How about you, do you receive love well? Try it. The next time someone blesses you with love or words of affirmation, take note of your response.

Here is to praying you have a love feast of your own to share...

7 comments:

Tmproff said...

blah blah blah...I just erased 3 paragraphs of love crap that we have all heard before.

It's such a talked about subject in the Christian society, but it's rarely every ever shown. Oh, it's stressed to show love to unbelievers...but to the guy/girl in your Bible study that needs it so desperatly.... What would the others think? Would he/she think I'm persuing them?

About June I met someone with the initials of CS. She really changed my life/outlook on this. From the moment I met her, she gave me a huge hug (not the safe side Christian kind) and she whispered "I love you very much Troy. I am so glad you are around". And she did it with a pure heart.....she didn't do it so I would ask her out...The thought didn't even come into my head.

She still does that, and it brightens my week....CS really redefined what love is to me. Imagine if all of us treated each other that way? Ignore the whisperings, ignore the rumors/gossip.

Amber said...

You know, my problem really isn't with showing love. My problem is with showing love to people that I don't necessarily like that much. I tend to have a larger-than-average bubble space requirement, and if someone invades my space (physically or mentally/emotionally), I have a very hard time dealing with them on more than a polite or cordial level. And that makes me wonder - what would it look like to love people we don't get along with, or even, less drastically, don't have much in common with?

Tmproff said...

That's a great question Ashlee. I think that most Christians WANT to love..they know they should love..

They just need to take action. Baby steps....start with maybe a compliment...

I think the important thing is to do something that shows you care...something that is theirs to keep and theirs alone.

Ashlee Liddell said...

What would that look like Ber? Perhaps what God intended for our lives....
But it makes me wonder if Jesus had boundaries? Did He have personal space?

I agree Tmproff...I think we do all want to love, but sometimes get thrown off track when it gets hard. When we try to love those we don't know or who we don't like all that much (like ber mentioned) and then we just lose our focus perhaps.....

Tmproff said...

I have never seen more healing than that I've experienced within a small group of friends.

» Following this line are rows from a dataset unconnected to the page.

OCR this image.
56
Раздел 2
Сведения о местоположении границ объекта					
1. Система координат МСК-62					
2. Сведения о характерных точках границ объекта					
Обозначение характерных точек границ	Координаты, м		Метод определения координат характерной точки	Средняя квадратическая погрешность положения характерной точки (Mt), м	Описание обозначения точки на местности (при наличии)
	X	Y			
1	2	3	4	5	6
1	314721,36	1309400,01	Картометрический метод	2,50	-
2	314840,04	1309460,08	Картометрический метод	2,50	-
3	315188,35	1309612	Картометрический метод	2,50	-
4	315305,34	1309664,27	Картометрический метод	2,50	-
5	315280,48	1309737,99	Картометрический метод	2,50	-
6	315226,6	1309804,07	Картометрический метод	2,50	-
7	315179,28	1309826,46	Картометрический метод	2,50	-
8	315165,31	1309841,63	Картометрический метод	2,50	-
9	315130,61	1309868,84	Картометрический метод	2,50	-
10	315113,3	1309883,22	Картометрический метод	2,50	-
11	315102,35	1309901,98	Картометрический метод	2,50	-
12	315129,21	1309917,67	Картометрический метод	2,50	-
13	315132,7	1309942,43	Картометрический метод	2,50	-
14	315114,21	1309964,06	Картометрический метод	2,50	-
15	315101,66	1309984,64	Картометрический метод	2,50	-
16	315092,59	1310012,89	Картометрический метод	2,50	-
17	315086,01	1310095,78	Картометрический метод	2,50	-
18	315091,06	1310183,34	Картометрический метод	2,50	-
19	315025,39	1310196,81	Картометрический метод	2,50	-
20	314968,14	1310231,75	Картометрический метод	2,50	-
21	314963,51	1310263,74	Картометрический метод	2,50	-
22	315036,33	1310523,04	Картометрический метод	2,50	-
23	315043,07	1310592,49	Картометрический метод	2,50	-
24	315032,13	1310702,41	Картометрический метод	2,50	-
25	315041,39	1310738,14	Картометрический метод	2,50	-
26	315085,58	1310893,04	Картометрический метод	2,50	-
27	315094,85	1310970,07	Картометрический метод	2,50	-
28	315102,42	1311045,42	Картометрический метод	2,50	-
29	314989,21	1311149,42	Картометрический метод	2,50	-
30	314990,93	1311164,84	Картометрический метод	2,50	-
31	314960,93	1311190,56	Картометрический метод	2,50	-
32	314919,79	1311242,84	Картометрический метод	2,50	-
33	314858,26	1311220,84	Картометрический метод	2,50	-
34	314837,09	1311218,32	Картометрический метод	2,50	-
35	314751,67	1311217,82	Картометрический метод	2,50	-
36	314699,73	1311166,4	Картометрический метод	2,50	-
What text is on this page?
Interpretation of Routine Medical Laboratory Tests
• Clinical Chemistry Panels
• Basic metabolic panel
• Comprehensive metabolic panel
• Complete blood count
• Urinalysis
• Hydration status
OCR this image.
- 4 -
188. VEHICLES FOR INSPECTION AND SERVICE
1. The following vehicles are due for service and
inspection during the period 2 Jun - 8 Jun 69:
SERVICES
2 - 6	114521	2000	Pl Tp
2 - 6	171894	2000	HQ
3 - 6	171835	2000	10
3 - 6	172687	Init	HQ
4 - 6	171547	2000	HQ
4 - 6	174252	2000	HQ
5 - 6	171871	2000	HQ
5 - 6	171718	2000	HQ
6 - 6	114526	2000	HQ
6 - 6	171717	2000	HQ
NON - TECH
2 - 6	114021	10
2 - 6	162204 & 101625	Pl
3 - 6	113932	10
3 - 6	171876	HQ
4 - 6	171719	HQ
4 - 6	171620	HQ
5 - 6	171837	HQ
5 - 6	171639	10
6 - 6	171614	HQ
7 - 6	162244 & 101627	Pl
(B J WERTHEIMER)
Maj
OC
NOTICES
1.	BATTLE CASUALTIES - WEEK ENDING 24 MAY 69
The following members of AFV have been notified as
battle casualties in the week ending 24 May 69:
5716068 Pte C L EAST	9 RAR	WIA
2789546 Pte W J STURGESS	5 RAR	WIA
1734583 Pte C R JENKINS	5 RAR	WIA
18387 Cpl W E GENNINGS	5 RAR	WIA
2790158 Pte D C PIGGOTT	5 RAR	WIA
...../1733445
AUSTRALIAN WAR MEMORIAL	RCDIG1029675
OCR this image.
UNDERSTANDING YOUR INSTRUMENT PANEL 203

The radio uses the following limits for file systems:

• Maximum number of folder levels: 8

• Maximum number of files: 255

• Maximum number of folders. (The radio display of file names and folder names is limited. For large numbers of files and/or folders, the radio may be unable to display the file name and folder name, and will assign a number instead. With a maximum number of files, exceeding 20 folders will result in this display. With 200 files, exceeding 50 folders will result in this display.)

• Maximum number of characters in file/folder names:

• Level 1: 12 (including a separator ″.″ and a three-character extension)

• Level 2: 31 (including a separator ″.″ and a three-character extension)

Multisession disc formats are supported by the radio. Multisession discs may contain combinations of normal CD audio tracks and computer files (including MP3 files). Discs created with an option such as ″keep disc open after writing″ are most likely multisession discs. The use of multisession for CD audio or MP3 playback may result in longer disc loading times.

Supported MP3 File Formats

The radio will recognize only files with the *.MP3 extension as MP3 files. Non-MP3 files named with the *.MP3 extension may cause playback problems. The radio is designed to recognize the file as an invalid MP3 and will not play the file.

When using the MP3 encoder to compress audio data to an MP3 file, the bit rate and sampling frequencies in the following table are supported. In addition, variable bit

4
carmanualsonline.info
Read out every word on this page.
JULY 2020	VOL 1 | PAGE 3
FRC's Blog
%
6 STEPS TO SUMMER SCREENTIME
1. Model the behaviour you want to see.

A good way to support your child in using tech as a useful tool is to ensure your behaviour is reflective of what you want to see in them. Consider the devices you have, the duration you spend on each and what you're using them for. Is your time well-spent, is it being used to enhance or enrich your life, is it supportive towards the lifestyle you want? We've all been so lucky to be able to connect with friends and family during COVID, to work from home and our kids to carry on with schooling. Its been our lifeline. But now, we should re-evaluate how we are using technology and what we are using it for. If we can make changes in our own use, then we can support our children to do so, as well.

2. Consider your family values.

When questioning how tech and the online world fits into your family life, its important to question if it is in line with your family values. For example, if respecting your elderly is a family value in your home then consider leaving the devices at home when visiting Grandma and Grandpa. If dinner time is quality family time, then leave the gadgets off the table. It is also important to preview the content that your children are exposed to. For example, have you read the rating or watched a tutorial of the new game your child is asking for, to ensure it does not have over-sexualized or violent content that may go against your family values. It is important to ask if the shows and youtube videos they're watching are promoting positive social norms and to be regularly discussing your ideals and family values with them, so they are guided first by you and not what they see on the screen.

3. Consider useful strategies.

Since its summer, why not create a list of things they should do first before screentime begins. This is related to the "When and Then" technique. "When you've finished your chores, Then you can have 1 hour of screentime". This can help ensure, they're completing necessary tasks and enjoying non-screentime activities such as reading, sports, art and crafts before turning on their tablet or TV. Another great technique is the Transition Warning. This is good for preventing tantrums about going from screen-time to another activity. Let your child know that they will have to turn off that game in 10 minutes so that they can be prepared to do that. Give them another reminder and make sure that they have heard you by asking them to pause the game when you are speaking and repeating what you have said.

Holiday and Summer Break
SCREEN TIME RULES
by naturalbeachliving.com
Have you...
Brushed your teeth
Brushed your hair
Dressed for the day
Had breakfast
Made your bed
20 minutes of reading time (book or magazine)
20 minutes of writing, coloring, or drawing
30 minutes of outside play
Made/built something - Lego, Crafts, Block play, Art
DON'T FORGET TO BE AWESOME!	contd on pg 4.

I'll go out on a limb and say that the healing properties of a Bible Study / Singles group / Home Group is more important to me than the study of scripture.

It's not that difficult to recognize hurts within the people we care about. We can start there....where it's easier to act. After a little practice it might be easier to tackle unconditional love to those we aren't close to.

Amber said...

Oh, I know God intended for us to love those we don't want to. And I have no idea what that would look like, but I suspect it would be the closest thing to heaven this side of it. That is an interesting question, though - did Jesus need space? It's a very human need, and I don't think that it is sinful, although I'm sure it can be acted upon sinfully. I would guess, though, that if we are truly an empty vessel and God is working through us, a need for personal space would disappear.

And tmproff, I completely agree with you about small groups (or whatever you want to call them). I love the idea of community that Donald Miller talks about/lives in Blue Like Jazz. The beautiful thing about small groups to me is the love and respect members of the group have for each other, but also that it is completely grounded in Scripture. I honestly look forward to Friday nights all week (when our small group meets) because I don't think there is anything better than a group of people who love each other getting together to talk about anything and everything and have awesome, in-depth discussions about God's Word and what we should be doing with it.

Ashlee Liddell said...

I will jump on that bandwagon and agree with tmproff and ber about small groups....Don't you think Jesus would agree? The twelve disciple thing and all.... how often does Scripture talk about them going to the synagogue versus how often we read of them being together...that would be an interesting study.